Rachel Reeves, chair of the Business, Energy and Industrial Strategy Select Committee, also urged the government to “get a grip” on the programme's costs yesterday.
BEIS initially aimed to make the devices, which give automatic meter readings and show customers' energy usage in real time, available to every household by 2020.
But the programme has been beset by delays and the National Audit Office has predicted it will run intp an overspend of £500m by 2030 compared to BEIS’s last estimate in 2016. BEIS has said it plans to carry out an updated cost-benefit of the programme, to be published in summer.
A series of hindrances to the rollout – including delays in developing the required technology and smart meters “going dumb” when customers switch energy suppliers – mean the department now expects just 70-75% of homes to have a smart meter by the 2020 deadline.
Some members of the BEIS committee have expressed scepticism that even that revised target will be met.
And after taking evidence from energy minister Claire Perry about the programme’s progress, Reeves said the government had tendency to “sugar-coat and pretend that everything will turn out alright in the end”.
Coverage is especially low in some areas of the country, and the vast majority of devices that have been installed to date are first-generation maters, rather than second-generation SMETS-2 devices, which allow people to switch power providers remotely.
"Customers in the north are currently paying for smart meters through their bills but with little hope of having one installed in their homes compared to customers in the south,” Reeves said.
She said the government had been “too passive” in ensuring suppliers and DCC, the subsidiary of outsourcing giant Capita responsible for building the data and communications infrastructure for smart meters, address the geographical divide.
“The government needs to tackle these problems, get a greater grip on costs, and be much more active in holding energy suppliers and the Data Communications Company to account for delivering this programme and within budget,” she added.
Reeves’ comments were published alongside her written correspondence with Perry about the programme.
In her letter to Perry on 21 January, Reeves asked whether the government would include the marketing costs to suppliers of promoting smart meters in its next cost-benefit analysis of the programme, given that they would likely be passed onto customers.

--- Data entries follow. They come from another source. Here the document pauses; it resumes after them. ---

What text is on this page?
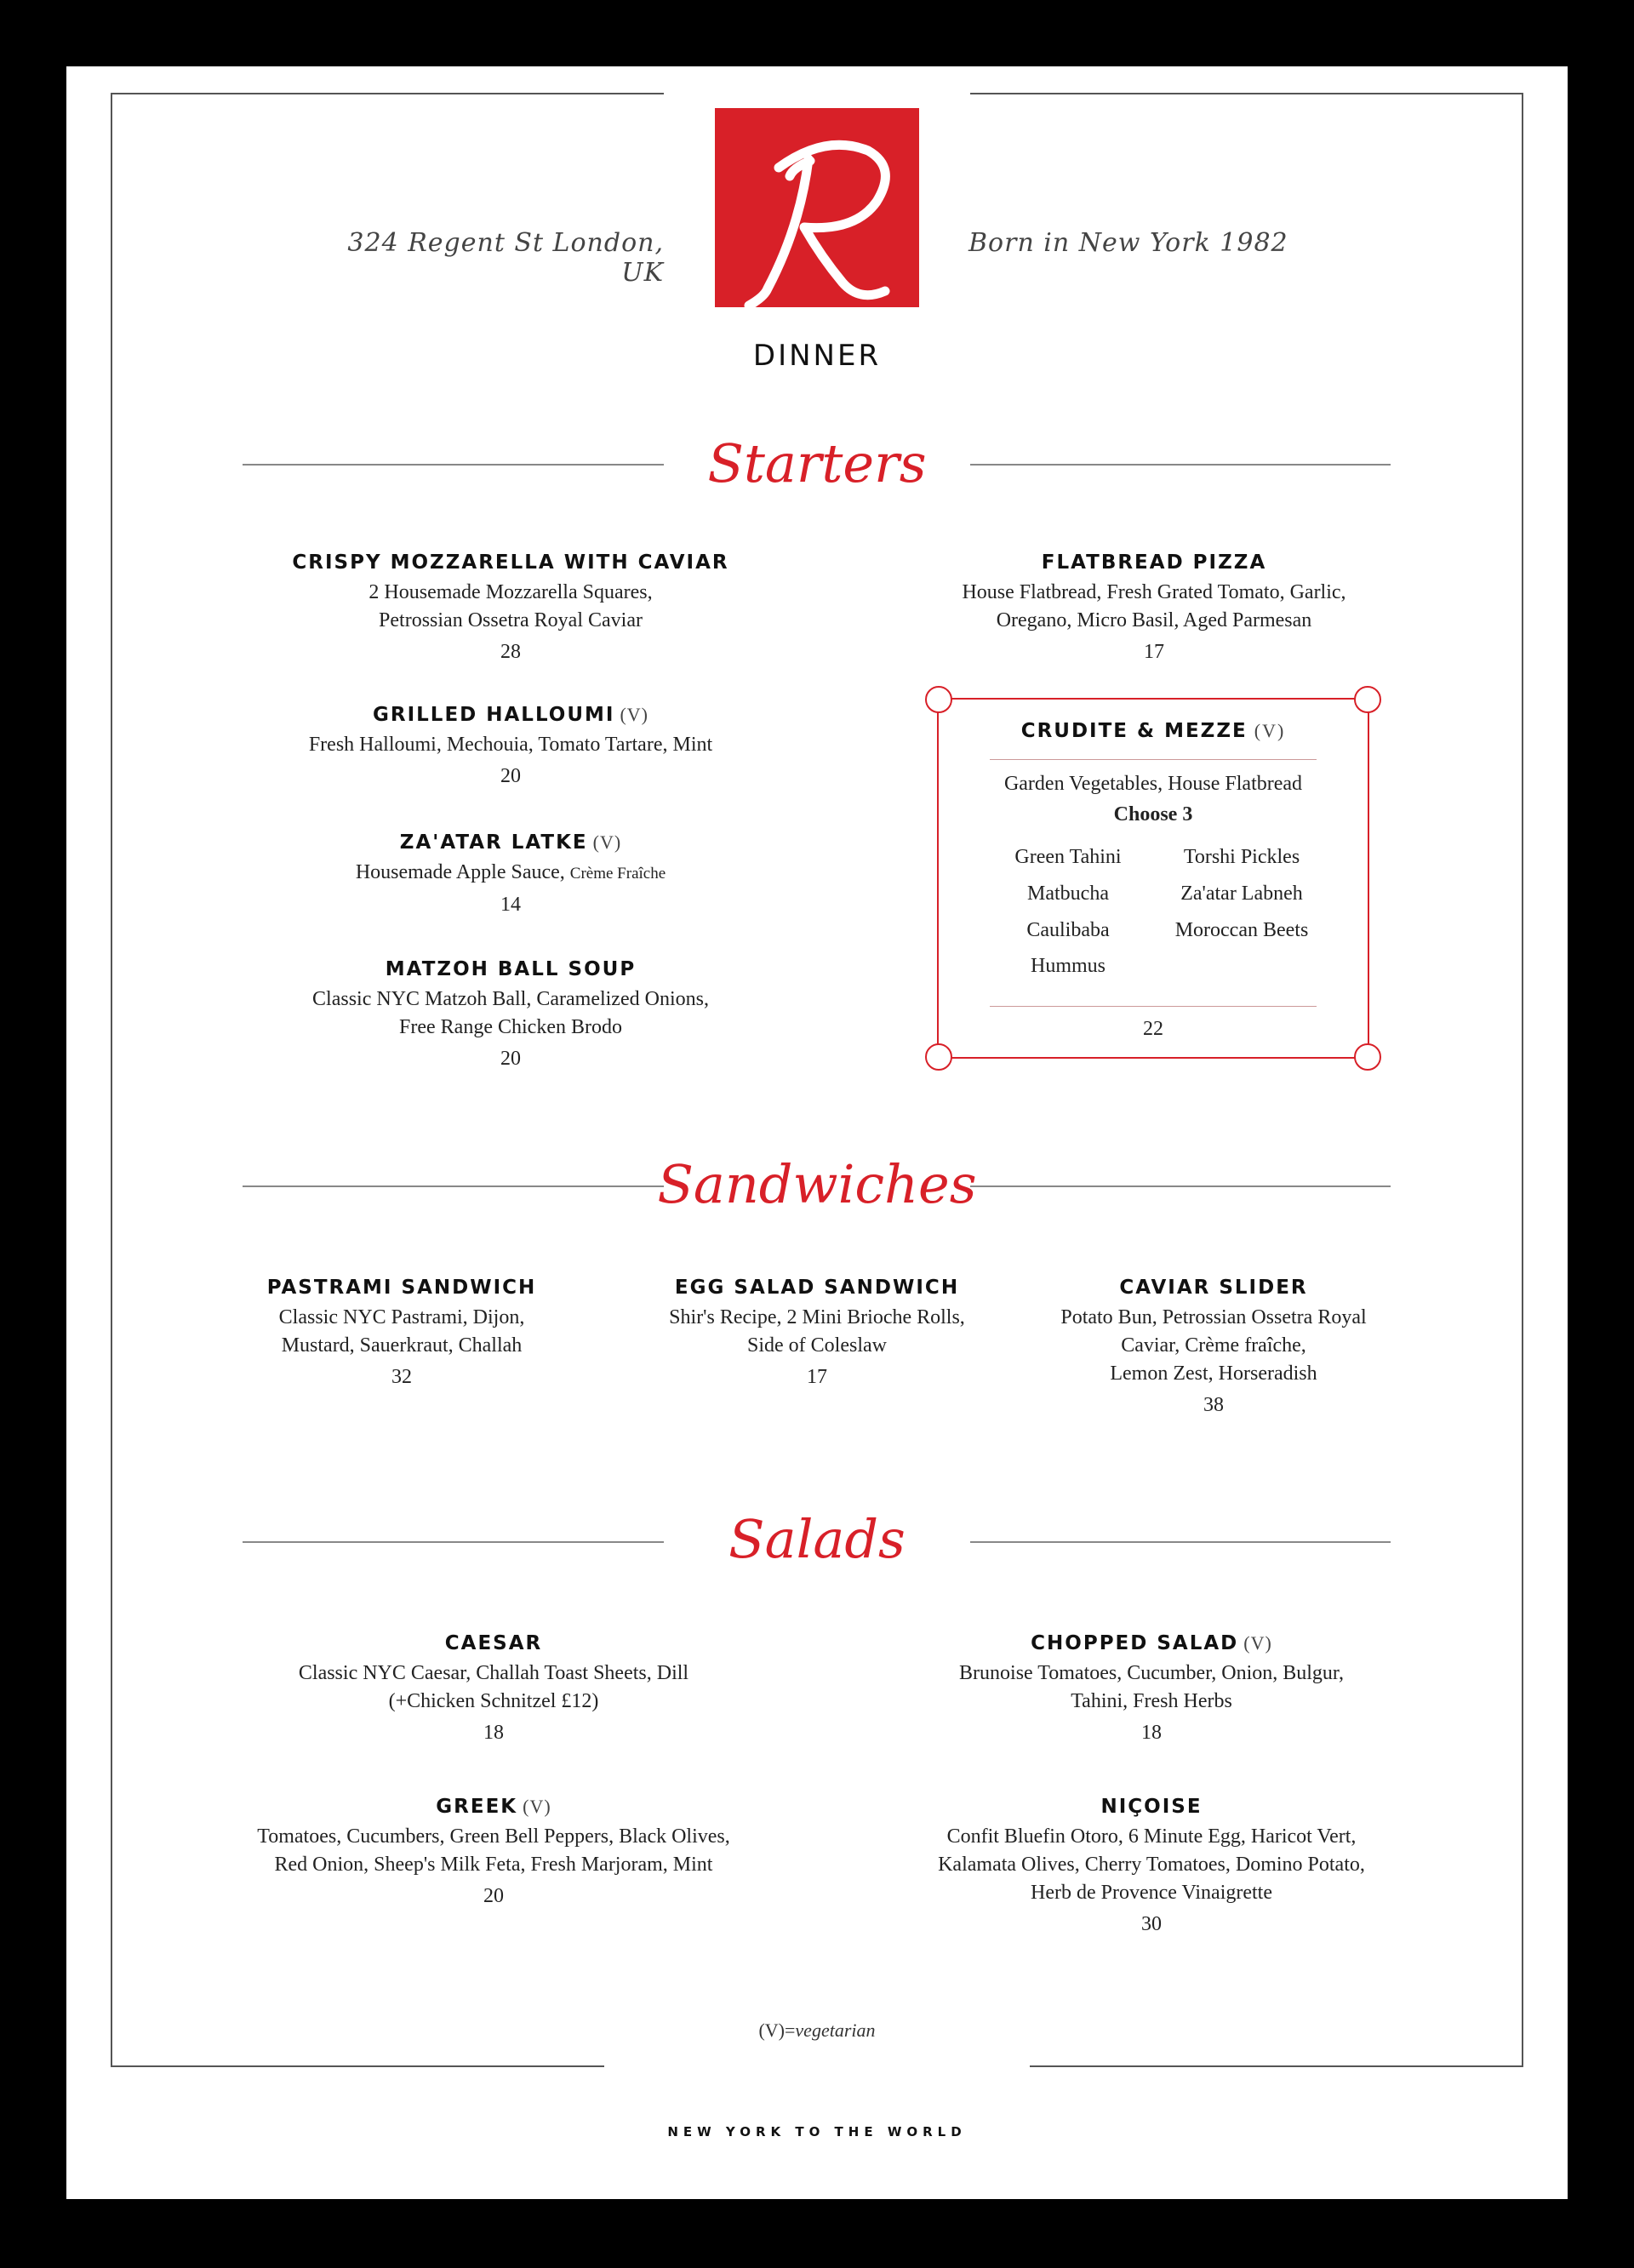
324 Regent St London, UK
Born in New York 1982
DINNER
Starters
CRISPY MOZZARELLA WITH CAVIAR
2 Housemade Mozzarella Squares,
Petrossian Ossetra Royal Caviar
28
GRILLED HALLOUMI (V)
Fresh Halloumi, Mechouia, Tomato Tartare, Mint
20
ZA'ATAR LATKE (V)
Housemade Apple Sauce, Crème Fraîche
14
MATZOH BALL SOUP
Classic NYC Matzoh Ball, Caramelized Onions,
Free Range Chicken Brodo
20
FLATBREAD PIZZA
House Flatbread, Fresh Grated Tomato, Garlic,
Oregano, Micro Basil, Aged Parmesan
17
CRUDITE & MEZZE (V)
Garden Vegetables, House Flatbread
Choose 3
Green Tahini
Matbucha
Caulibaba
Hummus
Torshi Pickles
Za'atar Labneh
Moroccan Beets
22
Sandwiches
PASTRAMI SANDWICH
Classic NYC Pastrami, Dijon,
Mustard, Sauerkraut, Challah
32
EGG SALAD SANDWICH
Shir's Recipe, 2 Mini Brioche Rolls,
Side of Coleslaw
17
CAVIAR SLIDER
Potato Bun, Petrossian Ossetra Royal
Caviar, Crème fraîche,
Lemon Zest, Horseradish
38
Salads
CAESAR
Classic NYC Caesar, Challah Toast Sheets, Dill
(+Chicken Schnitzel £12)
18
CHOPPED SALAD (V)
Brunoise Tomatoes, Cucumber, Onion, Bulgur,
Tahini, Fresh Herbs
18
GREEK (V)
Tomatoes, Cucumbers, Green Bell Peppers, Black Olives,
Red Onion, Sheep's Milk Feta, Fresh Marjoram, Mint
20
NIÇOISE
Confit Bluefin Otoro, 6 Minute Egg, Haricot Vert,
Kalamata Olives, Cherry Tomatoes, Domino Potato,
Herb de Provence Vinaigrette
30
(V)=vegetarian
NEW YORK TO THE WORLD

In her response, dated 28 January, Perry said it would “not be appropriate” to allocate companies marketing costs being to the smart meter rollout. She said this was because some of the costs were included in suppliers’ existing marketing budgets, while others were using “existing touchpoints and processes in consumer journeys” to promote smart meters.
Responding to criticism that “only limited attempts have been made to monitor ongoing energy savings”, Perry said BEIS was tracking savings through industry data and consumer research.
However, she added: “We recognise that there is scope to enhance our evidence base further and are working with energy suppliers to review what evidence they hold on energy savings for households with smart meters, and will consider what can be made publically [sic] available.”
Reeves said the committee would continue to monitor the costs and timescales of the programme and the operability of smart meters. It would also “hold the government to account for their role in getting the smart meter roll-out back on track and ensuring that the interests of consumers are protected”, she said.